Chaque Canadien peut faire quelque chose. Ça peut être de prendre le temps d’aider des demandeurs d’asile et des réfugiés à s’intégrer dans la société canadienne ou encore d’envoyer des fonds à des organismes venant en aide aux réfugiés ici ou d’ailleurs. Les Canadiens peuvent aussi demander aux élus d’en faire encore plus pour les réfugiés du monde entier et sensibiliser les gens aux réalités des réfugiés. Le Canada – et le reste de la planète – pourra ainsi demeurer un pays compatissant envers ceux qui ont besoin de nous.

CARE's Jessie Thomson

Jessie Thomson
Directrice principale, Partenariats en matière de changement mondial, CARE Canada

En quoi consiste votre rôle chez CARE Canada?

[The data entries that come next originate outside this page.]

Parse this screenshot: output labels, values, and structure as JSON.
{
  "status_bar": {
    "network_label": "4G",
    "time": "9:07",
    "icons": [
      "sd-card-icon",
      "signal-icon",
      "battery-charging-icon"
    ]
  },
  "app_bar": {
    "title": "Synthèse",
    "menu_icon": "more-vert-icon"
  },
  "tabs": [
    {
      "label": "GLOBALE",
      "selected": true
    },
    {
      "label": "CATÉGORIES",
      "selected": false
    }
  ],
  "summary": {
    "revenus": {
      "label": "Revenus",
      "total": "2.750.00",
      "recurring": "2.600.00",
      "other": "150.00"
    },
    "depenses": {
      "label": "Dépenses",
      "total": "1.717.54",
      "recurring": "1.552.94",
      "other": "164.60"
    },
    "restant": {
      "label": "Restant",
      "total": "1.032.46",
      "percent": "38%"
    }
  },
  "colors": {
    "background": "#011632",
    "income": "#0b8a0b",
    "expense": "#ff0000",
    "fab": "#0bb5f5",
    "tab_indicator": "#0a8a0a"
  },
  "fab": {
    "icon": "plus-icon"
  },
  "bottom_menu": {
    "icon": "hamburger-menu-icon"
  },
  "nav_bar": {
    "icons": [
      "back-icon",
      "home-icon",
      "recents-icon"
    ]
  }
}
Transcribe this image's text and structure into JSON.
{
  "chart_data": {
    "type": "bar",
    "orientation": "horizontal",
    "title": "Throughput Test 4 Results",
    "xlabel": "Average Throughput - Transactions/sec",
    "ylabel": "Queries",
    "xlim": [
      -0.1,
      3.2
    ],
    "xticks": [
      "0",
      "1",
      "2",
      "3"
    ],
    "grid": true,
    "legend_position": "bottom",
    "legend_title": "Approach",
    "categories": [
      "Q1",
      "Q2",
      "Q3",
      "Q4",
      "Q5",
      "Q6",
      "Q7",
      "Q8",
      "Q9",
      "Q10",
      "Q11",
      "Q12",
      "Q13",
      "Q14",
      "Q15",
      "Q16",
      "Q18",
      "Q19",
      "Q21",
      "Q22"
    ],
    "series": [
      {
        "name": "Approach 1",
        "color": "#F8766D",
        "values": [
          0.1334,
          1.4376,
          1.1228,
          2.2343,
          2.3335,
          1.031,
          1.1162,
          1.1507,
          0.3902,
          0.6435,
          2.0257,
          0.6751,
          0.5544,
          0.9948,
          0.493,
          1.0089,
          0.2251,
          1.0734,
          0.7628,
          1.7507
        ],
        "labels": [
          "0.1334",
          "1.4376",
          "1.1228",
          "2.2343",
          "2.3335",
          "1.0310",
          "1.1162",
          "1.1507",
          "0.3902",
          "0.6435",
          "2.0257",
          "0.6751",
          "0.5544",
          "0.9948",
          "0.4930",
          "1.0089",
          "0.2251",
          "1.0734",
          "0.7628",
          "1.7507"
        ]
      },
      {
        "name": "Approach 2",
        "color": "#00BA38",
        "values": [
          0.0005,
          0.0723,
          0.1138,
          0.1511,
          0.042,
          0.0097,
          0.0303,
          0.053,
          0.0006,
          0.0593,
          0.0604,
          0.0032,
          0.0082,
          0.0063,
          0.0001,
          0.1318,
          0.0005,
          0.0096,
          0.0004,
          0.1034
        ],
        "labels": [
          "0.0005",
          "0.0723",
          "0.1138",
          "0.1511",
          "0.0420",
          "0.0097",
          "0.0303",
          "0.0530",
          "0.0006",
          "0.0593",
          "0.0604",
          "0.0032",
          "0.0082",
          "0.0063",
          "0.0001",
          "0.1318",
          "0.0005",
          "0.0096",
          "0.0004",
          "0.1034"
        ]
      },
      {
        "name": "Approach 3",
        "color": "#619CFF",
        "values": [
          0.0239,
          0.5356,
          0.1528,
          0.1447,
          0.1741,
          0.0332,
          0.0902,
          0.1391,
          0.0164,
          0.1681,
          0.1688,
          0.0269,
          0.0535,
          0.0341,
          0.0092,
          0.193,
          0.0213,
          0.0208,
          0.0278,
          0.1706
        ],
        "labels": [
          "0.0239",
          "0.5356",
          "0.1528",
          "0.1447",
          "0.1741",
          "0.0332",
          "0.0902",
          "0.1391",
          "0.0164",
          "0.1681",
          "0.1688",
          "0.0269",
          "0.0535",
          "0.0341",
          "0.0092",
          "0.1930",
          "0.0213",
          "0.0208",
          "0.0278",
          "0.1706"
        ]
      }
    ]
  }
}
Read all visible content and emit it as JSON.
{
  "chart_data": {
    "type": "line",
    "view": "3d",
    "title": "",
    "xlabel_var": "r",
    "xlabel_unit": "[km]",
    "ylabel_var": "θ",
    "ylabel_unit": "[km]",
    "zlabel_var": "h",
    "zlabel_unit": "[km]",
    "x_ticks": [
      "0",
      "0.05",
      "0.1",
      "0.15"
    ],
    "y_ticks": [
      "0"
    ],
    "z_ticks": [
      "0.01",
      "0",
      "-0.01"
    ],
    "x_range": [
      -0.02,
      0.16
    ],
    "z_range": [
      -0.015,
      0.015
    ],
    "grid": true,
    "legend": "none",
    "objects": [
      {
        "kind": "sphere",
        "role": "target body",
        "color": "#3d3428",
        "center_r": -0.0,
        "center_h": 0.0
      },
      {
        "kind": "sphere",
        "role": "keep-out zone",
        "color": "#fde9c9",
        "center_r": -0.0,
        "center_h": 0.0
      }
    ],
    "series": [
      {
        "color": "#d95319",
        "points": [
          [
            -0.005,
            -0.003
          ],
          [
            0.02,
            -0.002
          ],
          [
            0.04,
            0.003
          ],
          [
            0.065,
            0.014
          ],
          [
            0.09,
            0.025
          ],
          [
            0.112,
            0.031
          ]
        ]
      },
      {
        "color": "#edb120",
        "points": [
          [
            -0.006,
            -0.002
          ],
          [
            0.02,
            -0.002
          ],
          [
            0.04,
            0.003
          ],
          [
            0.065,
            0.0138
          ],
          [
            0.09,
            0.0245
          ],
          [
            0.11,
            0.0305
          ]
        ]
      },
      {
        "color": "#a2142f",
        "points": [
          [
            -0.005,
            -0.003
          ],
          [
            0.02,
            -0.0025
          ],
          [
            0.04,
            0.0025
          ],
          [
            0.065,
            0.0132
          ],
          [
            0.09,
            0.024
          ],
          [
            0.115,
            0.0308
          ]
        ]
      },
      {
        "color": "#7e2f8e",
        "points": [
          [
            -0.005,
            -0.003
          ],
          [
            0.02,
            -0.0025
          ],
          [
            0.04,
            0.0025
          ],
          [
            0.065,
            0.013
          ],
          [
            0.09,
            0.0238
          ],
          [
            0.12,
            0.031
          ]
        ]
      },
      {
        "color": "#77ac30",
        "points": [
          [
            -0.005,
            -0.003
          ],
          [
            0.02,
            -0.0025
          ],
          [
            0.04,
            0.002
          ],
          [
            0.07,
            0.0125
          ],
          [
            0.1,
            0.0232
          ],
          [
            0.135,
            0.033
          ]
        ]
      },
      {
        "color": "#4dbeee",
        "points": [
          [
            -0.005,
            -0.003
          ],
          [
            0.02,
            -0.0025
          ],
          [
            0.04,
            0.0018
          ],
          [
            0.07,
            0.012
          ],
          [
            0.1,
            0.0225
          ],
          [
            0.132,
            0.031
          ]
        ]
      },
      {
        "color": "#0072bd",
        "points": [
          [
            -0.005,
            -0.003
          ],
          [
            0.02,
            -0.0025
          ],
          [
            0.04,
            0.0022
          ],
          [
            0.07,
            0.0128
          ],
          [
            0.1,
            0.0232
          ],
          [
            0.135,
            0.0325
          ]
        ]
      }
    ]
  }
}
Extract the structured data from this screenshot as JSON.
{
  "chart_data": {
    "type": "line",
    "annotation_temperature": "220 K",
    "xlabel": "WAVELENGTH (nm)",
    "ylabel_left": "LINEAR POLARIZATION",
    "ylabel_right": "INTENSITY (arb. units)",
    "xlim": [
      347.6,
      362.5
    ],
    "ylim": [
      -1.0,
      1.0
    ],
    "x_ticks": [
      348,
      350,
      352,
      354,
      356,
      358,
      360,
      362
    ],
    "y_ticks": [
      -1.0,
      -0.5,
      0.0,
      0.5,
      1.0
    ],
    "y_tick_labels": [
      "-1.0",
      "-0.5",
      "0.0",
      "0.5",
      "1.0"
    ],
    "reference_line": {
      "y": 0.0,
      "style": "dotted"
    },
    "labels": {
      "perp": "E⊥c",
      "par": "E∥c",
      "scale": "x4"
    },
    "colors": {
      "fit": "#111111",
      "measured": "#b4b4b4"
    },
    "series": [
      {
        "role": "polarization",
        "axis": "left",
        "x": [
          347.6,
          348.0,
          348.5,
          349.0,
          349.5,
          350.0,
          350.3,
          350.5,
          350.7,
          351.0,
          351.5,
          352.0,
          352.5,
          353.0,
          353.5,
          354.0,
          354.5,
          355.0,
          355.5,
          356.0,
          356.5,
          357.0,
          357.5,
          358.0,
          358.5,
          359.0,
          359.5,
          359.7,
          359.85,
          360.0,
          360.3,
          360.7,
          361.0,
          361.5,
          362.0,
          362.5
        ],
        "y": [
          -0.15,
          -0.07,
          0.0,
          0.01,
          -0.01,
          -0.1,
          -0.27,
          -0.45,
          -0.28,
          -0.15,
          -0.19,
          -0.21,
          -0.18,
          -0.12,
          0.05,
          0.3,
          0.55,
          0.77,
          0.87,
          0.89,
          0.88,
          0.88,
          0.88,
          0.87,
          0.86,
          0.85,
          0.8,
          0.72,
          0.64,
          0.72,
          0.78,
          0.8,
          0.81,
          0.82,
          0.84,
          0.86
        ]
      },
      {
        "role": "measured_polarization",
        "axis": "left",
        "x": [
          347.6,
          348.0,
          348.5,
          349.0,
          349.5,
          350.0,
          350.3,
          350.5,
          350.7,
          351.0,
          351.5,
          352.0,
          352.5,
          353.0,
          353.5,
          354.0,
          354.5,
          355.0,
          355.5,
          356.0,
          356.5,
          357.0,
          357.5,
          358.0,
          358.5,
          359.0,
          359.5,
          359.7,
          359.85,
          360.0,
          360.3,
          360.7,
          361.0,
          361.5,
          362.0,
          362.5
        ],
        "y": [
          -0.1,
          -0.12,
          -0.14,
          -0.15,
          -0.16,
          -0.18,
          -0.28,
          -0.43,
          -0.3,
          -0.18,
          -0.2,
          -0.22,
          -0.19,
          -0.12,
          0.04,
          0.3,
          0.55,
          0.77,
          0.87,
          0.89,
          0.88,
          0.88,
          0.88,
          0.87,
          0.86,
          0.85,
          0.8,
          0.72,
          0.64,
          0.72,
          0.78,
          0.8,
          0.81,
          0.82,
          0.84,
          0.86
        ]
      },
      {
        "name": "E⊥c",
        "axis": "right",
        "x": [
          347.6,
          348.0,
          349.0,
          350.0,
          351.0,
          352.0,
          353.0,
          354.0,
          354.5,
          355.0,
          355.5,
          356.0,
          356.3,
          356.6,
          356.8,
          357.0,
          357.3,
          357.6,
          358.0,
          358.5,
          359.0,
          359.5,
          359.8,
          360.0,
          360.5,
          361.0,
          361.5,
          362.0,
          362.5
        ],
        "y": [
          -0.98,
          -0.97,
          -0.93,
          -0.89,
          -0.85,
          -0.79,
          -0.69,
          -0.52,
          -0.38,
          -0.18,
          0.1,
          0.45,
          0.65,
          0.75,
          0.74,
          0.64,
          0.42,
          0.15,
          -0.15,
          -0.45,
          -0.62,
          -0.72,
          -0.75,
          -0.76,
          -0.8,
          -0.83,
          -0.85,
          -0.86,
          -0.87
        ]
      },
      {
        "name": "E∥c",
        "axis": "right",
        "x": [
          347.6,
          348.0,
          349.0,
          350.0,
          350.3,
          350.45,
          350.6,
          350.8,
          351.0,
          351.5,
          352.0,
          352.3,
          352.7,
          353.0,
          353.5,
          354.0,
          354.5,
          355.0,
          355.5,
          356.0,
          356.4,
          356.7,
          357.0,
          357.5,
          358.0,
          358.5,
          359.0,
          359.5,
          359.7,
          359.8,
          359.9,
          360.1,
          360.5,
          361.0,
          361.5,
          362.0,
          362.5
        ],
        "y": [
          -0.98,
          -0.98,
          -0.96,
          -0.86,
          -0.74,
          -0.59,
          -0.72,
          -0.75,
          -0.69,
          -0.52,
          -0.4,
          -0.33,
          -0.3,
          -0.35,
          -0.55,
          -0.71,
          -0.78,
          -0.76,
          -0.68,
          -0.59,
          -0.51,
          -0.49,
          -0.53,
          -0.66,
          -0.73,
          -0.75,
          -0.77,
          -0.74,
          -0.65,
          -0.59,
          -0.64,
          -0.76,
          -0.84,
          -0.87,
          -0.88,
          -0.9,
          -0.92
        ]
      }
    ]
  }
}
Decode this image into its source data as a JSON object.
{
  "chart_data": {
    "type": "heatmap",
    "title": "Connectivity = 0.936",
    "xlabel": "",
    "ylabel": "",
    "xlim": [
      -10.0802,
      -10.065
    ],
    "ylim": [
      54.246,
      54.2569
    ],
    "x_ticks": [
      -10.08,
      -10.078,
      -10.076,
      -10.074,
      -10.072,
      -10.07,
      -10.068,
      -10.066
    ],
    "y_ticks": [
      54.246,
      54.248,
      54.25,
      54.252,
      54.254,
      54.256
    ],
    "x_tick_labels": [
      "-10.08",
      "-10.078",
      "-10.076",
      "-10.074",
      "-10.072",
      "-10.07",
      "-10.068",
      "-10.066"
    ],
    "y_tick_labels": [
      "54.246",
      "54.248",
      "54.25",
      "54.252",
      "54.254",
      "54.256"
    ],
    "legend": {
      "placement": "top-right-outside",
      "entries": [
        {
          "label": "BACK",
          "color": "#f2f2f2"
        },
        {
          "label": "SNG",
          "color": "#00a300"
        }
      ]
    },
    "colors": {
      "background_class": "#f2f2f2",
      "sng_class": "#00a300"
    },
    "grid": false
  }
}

Il consiste à diriger le programme d’innovation de CARE, à établir des partenariats stratégiques et à soutenir le développement de programmes pour maximiser la portée du travail de CARE en faveur des réfugiés et des communautés déplacées. Je représente aussi CARE en tant que membre du Conseil mondial pour les réfugiés, présidé par l’ancien ministre des Affaires étrangères, Lloyd Axworthy. Cet organisme réunit des leaders et des innovateurs de tous les coins du globe.

Pourquoi avez-vous décidé de vous intéresser aux réfugiés?

Quand j’avais 20 ans, j’ai marrainé un réfugié afghan au Canada. Je me souviens d’avoir accueilli Arash à l’aéroport à son arrivée. Ça m’a transformée. Arash m’a appris l’amitié et l’espoir. Il m’a fait réaliser ce que vivent les gens déplacés et mes privilèges comme Canadienne.

Comment les Canadiens peuvent-ils aider les réfugiés?

Par de petits gestes de gentillesse. C’est toujours inspirant de voir le peu de temps qu’il faut pour aider de nouveaux arrivants à surmonter les petits défis auxquels ils sont confrontés à leur arrivée au Canada. Ça peut sembler banal d’aider quelqu’un à remplir un formulaire ou de lui expliquer quoi faire dans un bureau gouvernemental. Mais c’est si utile. Peut-être ne vous souviendrez-vous pas de vos petits coups de main, mais les nouveaux arrivants, eux, en garderont un souvenir reconnaissant. Je prends toujours le temps de rencontrer des réfugiés récemment arrivés au Canada. Même si mon horaire est chargé, je trouve quelques minutes pour aller vers eux. Si je peux aider à ouvrir des portes, à souhaiter une chaleureuse bienvenue à des gens ou à faire en sorte que quelqu’un se sente moins seul, ça me fait plaisir. J’ai alors l’impression de faire ma part pour qu’Ottawa soit un endroit accueillant et inclusif.